The best way to focus is to bring scarcity. We will limit RWA (under RWF CU) to 20 collaterals for the foreseeable future. We have already onboarded 7 assets (⅓ of the slots).
Those 20 collaterals will be split in 3 buckets:
- Off-chain lending:
- This is where we are doing private deals by converting DAI into $ in lender-side entity to lend those dollars. Those simply don’t move the needle.
- Objective: flagship projects
- Slots: 5 maximum, 3 remaining
- Current collateral approved: 6S, SolarX
- The RWF CU team propose to publish a RFP to help source something big
- Off-chain investments
- Same as off-chain lending but using off-the-shelves products from financial institutions. This is not to solve a borrower need, but solve a MakerDAO need, at scale.
- Objective: Getting rid of the excess of USDC, managing the balance sheet.
- Slots: 5 maximum, 5 remaining
- Ideas: Short-terms ETF, investment mandate (ESG?) for reputable asset managers, asset manager as a Core Unit?
- On-chain capital markets:
- The future of finance is on-chain and MakerDAO is well positioned as having a big balance sheet.
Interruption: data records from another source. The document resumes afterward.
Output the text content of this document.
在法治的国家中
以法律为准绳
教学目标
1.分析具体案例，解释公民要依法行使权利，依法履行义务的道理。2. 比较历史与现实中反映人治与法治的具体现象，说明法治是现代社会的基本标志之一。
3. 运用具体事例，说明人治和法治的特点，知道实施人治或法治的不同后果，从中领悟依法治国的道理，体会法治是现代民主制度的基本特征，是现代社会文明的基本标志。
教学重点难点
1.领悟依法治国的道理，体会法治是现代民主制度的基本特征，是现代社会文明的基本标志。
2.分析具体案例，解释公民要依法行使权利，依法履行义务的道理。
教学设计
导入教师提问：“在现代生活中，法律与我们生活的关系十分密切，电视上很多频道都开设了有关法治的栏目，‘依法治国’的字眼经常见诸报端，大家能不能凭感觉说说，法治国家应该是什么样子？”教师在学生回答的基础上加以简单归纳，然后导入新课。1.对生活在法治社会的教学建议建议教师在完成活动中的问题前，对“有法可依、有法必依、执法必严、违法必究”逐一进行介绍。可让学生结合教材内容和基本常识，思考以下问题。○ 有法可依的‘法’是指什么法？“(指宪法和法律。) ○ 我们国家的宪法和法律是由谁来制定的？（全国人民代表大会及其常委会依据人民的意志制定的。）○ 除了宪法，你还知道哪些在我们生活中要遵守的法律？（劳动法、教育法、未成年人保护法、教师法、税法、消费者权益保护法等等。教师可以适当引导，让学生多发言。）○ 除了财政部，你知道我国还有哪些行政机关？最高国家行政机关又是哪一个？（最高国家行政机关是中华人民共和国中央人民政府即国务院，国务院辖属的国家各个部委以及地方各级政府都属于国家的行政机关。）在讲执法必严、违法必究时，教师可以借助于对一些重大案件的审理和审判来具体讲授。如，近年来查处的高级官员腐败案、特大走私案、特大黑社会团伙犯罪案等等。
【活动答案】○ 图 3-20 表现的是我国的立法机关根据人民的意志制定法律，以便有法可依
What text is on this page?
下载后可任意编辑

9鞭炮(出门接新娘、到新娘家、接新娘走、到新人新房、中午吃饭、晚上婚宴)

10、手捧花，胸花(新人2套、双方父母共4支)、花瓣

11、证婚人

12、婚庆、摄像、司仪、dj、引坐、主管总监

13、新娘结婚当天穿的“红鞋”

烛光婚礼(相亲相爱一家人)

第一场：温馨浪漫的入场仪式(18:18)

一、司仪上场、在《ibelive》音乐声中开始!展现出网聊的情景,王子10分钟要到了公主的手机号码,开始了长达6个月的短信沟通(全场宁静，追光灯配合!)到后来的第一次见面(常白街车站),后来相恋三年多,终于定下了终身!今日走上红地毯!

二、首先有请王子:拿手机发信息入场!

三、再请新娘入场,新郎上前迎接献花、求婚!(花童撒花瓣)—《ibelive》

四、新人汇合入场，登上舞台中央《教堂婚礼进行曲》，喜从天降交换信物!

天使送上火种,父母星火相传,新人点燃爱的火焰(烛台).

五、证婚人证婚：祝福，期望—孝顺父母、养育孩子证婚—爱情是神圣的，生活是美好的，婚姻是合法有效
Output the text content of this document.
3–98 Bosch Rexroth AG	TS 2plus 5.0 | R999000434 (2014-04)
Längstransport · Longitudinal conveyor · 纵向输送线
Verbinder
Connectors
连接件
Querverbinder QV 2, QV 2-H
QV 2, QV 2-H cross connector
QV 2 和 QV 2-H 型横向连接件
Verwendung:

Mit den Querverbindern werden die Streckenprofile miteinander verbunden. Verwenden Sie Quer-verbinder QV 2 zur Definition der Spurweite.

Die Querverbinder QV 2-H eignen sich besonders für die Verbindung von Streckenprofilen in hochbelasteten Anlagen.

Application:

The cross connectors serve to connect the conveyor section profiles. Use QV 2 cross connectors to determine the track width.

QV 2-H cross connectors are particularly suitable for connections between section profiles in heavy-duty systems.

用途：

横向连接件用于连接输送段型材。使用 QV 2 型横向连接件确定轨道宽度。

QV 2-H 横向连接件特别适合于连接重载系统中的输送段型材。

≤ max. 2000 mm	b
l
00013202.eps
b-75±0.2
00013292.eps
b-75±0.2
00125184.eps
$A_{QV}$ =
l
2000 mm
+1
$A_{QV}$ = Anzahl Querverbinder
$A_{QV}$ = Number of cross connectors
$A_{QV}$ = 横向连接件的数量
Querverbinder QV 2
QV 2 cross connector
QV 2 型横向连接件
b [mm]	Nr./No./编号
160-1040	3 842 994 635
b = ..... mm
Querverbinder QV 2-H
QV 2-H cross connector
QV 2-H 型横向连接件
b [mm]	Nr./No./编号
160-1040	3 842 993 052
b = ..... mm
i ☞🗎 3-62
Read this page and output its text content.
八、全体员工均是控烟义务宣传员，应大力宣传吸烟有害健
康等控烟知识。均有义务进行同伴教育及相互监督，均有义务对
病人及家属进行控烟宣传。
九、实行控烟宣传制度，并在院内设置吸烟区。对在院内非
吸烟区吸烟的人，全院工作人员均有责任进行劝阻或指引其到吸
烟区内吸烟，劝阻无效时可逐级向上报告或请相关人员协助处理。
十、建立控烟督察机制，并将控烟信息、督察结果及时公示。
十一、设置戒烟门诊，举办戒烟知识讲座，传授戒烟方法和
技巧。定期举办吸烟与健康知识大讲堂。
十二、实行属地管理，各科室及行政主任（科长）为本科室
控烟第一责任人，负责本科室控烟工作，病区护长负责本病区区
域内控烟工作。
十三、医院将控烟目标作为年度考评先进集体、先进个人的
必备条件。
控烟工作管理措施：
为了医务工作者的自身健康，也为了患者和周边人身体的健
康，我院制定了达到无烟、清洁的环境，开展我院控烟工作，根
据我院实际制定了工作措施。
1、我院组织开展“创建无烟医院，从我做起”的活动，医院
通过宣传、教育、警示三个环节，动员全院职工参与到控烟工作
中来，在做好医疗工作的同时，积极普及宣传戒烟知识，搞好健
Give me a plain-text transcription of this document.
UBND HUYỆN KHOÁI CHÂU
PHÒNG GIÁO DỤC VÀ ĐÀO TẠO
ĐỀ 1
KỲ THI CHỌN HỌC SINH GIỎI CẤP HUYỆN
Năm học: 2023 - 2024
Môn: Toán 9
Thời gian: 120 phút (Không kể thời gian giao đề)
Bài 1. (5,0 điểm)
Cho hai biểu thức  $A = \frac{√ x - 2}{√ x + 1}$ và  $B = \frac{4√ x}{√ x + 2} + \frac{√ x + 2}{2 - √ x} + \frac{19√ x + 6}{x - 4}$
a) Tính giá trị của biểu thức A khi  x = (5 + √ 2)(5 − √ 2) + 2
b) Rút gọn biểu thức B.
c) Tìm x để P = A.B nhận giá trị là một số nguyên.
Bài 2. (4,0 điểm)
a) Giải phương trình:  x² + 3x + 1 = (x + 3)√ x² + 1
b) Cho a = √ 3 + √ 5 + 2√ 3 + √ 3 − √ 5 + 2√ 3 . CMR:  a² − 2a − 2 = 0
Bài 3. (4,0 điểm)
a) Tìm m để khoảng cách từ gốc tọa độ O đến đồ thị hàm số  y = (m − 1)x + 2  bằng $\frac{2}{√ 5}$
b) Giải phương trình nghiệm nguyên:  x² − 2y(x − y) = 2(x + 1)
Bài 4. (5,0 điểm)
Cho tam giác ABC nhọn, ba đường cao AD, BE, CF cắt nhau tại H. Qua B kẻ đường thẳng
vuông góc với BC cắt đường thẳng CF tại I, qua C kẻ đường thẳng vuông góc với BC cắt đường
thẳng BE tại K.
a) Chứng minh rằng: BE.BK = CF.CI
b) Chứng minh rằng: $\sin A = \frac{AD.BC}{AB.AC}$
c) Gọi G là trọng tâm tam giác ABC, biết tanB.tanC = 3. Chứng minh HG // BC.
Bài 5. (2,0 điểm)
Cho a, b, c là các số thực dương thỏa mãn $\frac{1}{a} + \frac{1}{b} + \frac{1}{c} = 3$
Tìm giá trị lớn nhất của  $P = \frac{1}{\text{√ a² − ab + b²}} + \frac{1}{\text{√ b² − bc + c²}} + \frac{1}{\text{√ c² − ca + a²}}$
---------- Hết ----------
Currently it’s mainly Centrifuge (structured finance) and SocGen (bonds).
- Objective: making DAI the base currency of the future of Finance.
- Slots: 10 maximum, 5 remaining
- Current collateral approved: New Silver, ConsolFreight, HarborTrade Credit, FortunaFi, Peoples Company
The numbers are a bit random, but that gives a guideline.
We are therefore asking Maker Governance to use each slot strategically. Each onboarding should raise the bar in terms of:
- Strategic value
- Counterparty quality
We are currently working on 9 risk assessments that we will finish. Some other great MIP6 are coming. Choosing will not be easy. It’s less than one per month that should be selected. But not choosing is making the wrong choice. Moving forward, we will provide less Risk Assessment as the monitoring of the current investment will take some time so we will focus on the strategic ones. Collaterals will be a means to an end. Maker Governance can always finance another CU to onboard RWA or to set some MIP6 as Core Unit (see my discussion about that).
In the future, we might come to a point where all RWA are on-chain with standardized ERC-XXX with ratings coming from credit rating DAOs with economic incentives. MakerDAO will provide a buy/sell spread and some repo facilities for all those assets based on ratings and the internal ALM policy (maybe some on-chain machine learning who knows). Fully automated, fully permissionless, fully trustless.
It will probably not be like that exactly, but moving toward the future is better than doing more of the present.